On 24 July 2017, representatives of the People’s Network for Sustainable Development led by Save Andaman from Coal submitted a petition to the Ministry of Natural Resources and Environment about the proposed Enhancement and Conservation of the National Environmental Quality Bill, which has been drafted to replace the 1992 version currently in use.
According to the group, the Bill has many legal loopholes and was drafted without genuine public participation, which is a violation of Article 77 of the 2017 Constitution.
Echoing a previous NCPO Head Order, the new bill cuts short the Environmental Impact Assessment (EIA) process, making it possible for state agencies to expedite public bids to find subcontractors for mega state projects even before the EIA is complete.
Article 50 of the bill also makes it possible for the authorities to skip the EIA process for projects located in close proximity to similar projects that have already passed an assessment, the network added.

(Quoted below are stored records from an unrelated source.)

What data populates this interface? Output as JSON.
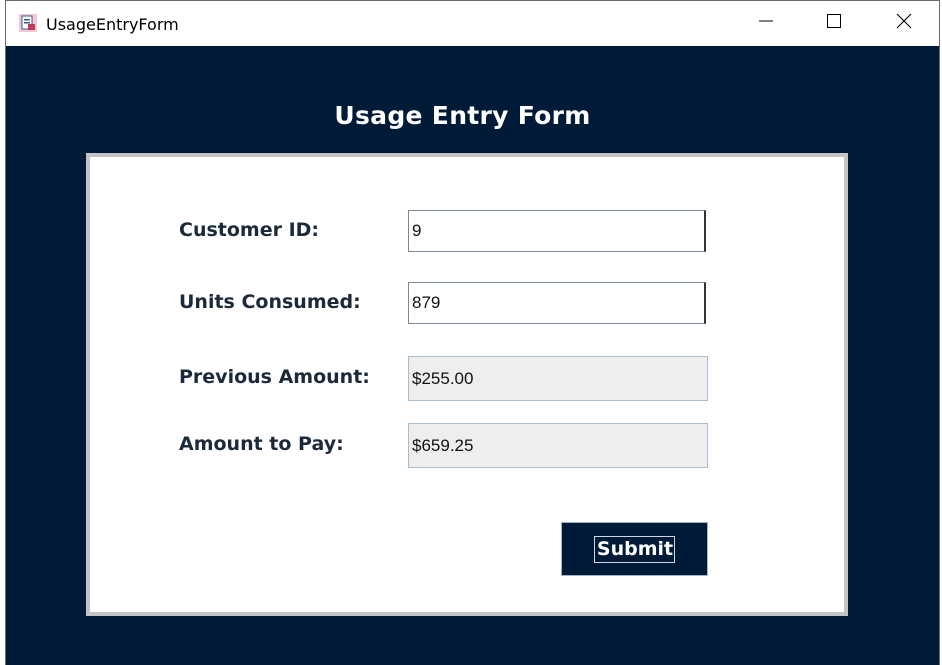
{
  "window": {
    "title": "UsageEntryForm",
    "icon": "app-form-icon",
    "controls": [
      "minimize-icon",
      "maximize-icon",
      "close-icon"
    ]
  },
  "form": {
    "heading": "Usage Entry Form",
    "fields": [
      {
        "label": "Customer ID:",
        "value": "9",
        "editable": true
      },
      {
        "label": "Units Consumed:",
        "value": "879",
        "editable": true
      },
      {
        "label": "Previous Amount:",
        "value": "$255.00",
        "editable": false
      },
      {
        "label": "Amount to Pay:",
        "value": "$659.25",
        "editable": false
      }
    ],
    "submit_label": "Submit"
  },
  "colors": {
    "background": "#001b38",
    "panel": "#ffffff",
    "panel_border": "#c4c4c4",
    "readonly_field": "#eeeeee"
  }
}
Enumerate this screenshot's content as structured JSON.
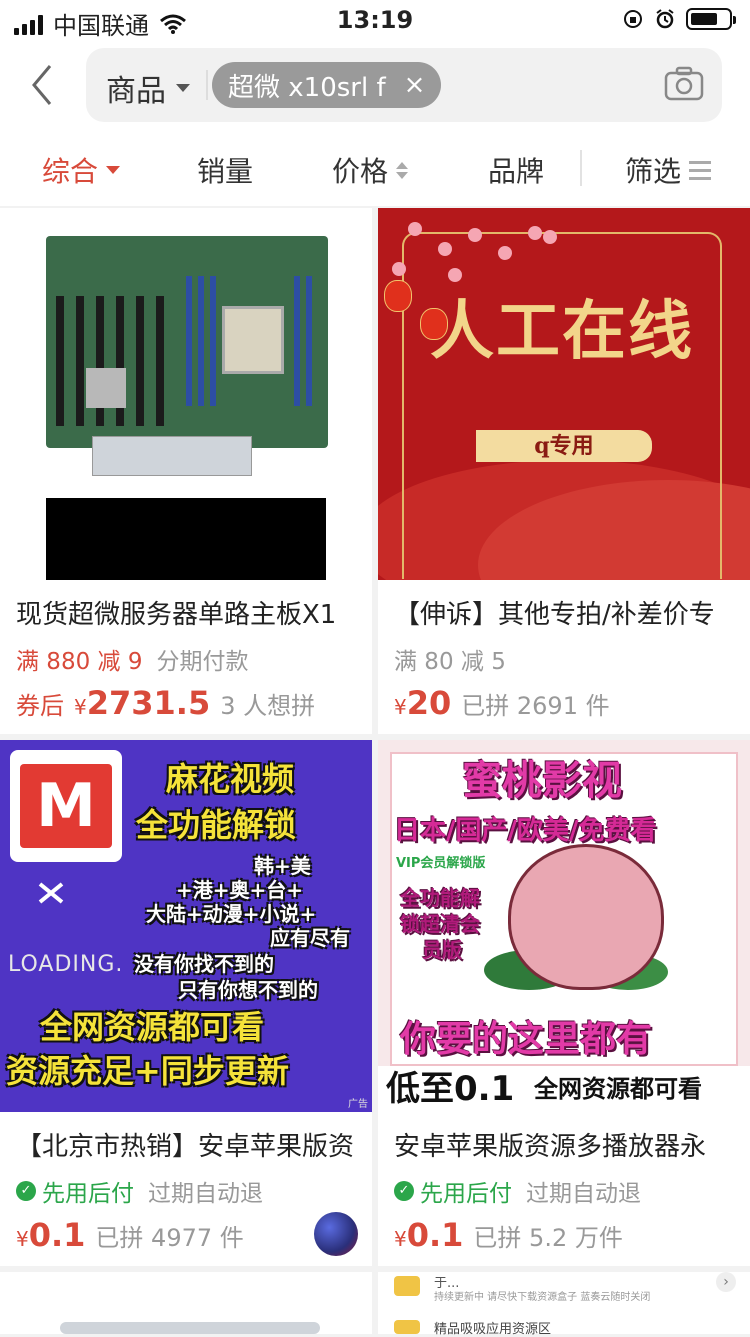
{
  "status_bar": {
    "carrier": "中国联通",
    "time": "13:19"
  },
  "search": {
    "scope_label": "商品",
    "query_chip": "超微 x10srl f",
    "chip_close": "×"
  },
  "sort_bar": {
    "items": [
      "综合",
      "销量",
      "价格",
      "品牌",
      "筛选"
    ],
    "active_index": 0
  },
  "products": [
    {
      "title": "现货超微服务器单路主板X1",
      "promo": "满 880 减 9",
      "promo_extra": "分期付款",
      "price_prefix": "券后",
      "price_yen": "¥",
      "price": "2731.5",
      "sold": "3 人想拼"
    },
    {
      "title": "【伸诉】其他专拍/补差价专",
      "promo": "满 80 减 5",
      "price_yen": "¥",
      "price": "20",
      "sold": "已拼 2691 件",
      "image_text": {
        "headline": "人工在线",
        "banner": "q专用"
      }
    },
    {
      "title": "【北京市热销】安卓苹果版资",
      "promo_badge": "先用后付",
      "promo_extra": "过期自动退",
      "price_yen": "¥",
      "price": "0.1",
      "sold": "已拼 4977 件",
      "image_text": {
        "logo": "M",
        "l1": "麻花视频",
        "l2": "全功能解锁",
        "l3": "韩+美",
        "l4": "+港+奥+台+",
        "l5": "大陆+动漫+小说+",
        "l6": "应有尽有",
        "loading": "LOADING.",
        "l7": "没有你找不到的",
        "l8": "只有你想不到的",
        "l9": "全网资源都可看",
        "l10": "资源充足+同步更新",
        "ad": "广告"
      }
    },
    {
      "title": "安卓苹果版资源多播放器永",
      "promo_badge": "先用后付",
      "promo_extra": "过期自动退",
      "price_yen": "¥",
      "price": "0.1",
      "sold": "已拼 5.2 万件",
      "image_text": {
        "l1": "蜜桃影视",
        "l2": "日本/国产/欧美/免费看",
        "l3": "VIP会员解锁版",
        "l4": "全功能解",
        "l5": "锁超清会",
        "l6": "员版",
        "l7": "你要的这里都有",
        "l8": "低至0.1",
        "l9": "全网资源都可看"
      }
    }
  ],
  "partial_row": {
    "right_line1": "持续更新中 请尽快下载资源盒子 蓝奏云随时关闭",
    "right_line2": "精品吸吸应用资源区",
    "right_line0": "于..."
  }
}
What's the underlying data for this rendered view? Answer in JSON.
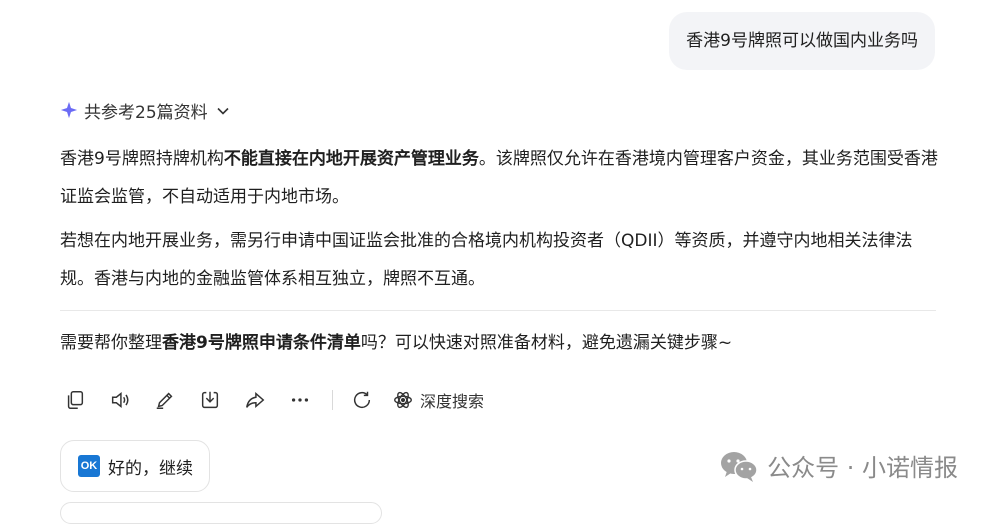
{
  "user_message": "香港9号牌照可以做国内业务吗",
  "references": {
    "label": "共参考25篇资料"
  },
  "answer": {
    "p1_before": "香港9号牌照持牌机构",
    "p1_bold": "不能直接在内地开展资产管理业务",
    "p1_after": "。该牌照仅允许在香港境内管理客户资金，其业务范围受香港证监会监管，不自动适用于内地市场。",
    "p2": "若想在内地开展业务，需另行申请中国证监会批准的合格境内机构投资者（QDII）等资质，并遵守内地相关法律法规。香港与内地的金融监管体系相互独立，牌照不互通。"
  },
  "suggestion": {
    "before": "需要帮你整理",
    "bold": "香港9号牌照申请条件清单",
    "after": "吗？可以快速对照准备材料，避免遗漏关键步骤~"
  },
  "toolbar": {
    "icons": [
      "copy-icon",
      "speaker-icon",
      "edit-icon",
      "download-icon",
      "share-icon",
      "more-icon",
      "regenerate-icon",
      "deep-search-icon"
    ],
    "deep_search_label": "深度搜索"
  },
  "quick_reply": {
    "badge": "OK",
    "label": "好的，继续"
  },
  "watermark": {
    "text": "公众号 · 小诺情报"
  },
  "colors": {
    "accent": "#6b6bf5",
    "bubble_bg": "#f3f4f7",
    "ok_badge": "#1877d4"
  }
}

“This bill is secondary in importance to the Constitution. However, the process of listening was conducted without care, which will have wide impacts…also it has implications that might benefit large [state] projects,” reads part of the statement from the group.
The statement accepted that the Ministry held a forum about the bill on 17 July and opened an online survey on the Ministry’s website to collect feedback. However, the bill was already completely drafted before people were allowed to express their opinions.
The network states that instead of making the EIA compulsory, the bill should implement a more holistic and inclusive process conducted independently, such as a Strategic Environmental Assessment.
The group vowed to escalate opposition to the amendment process.
Earlier, on 23 July, a gathering by the People’s Network was prohibited by police on grounds that it violated the Public Assembly Act and the ban on political gatherings of five or more persons.
Subsequently the group resorted to sending their representatives to submit the petition.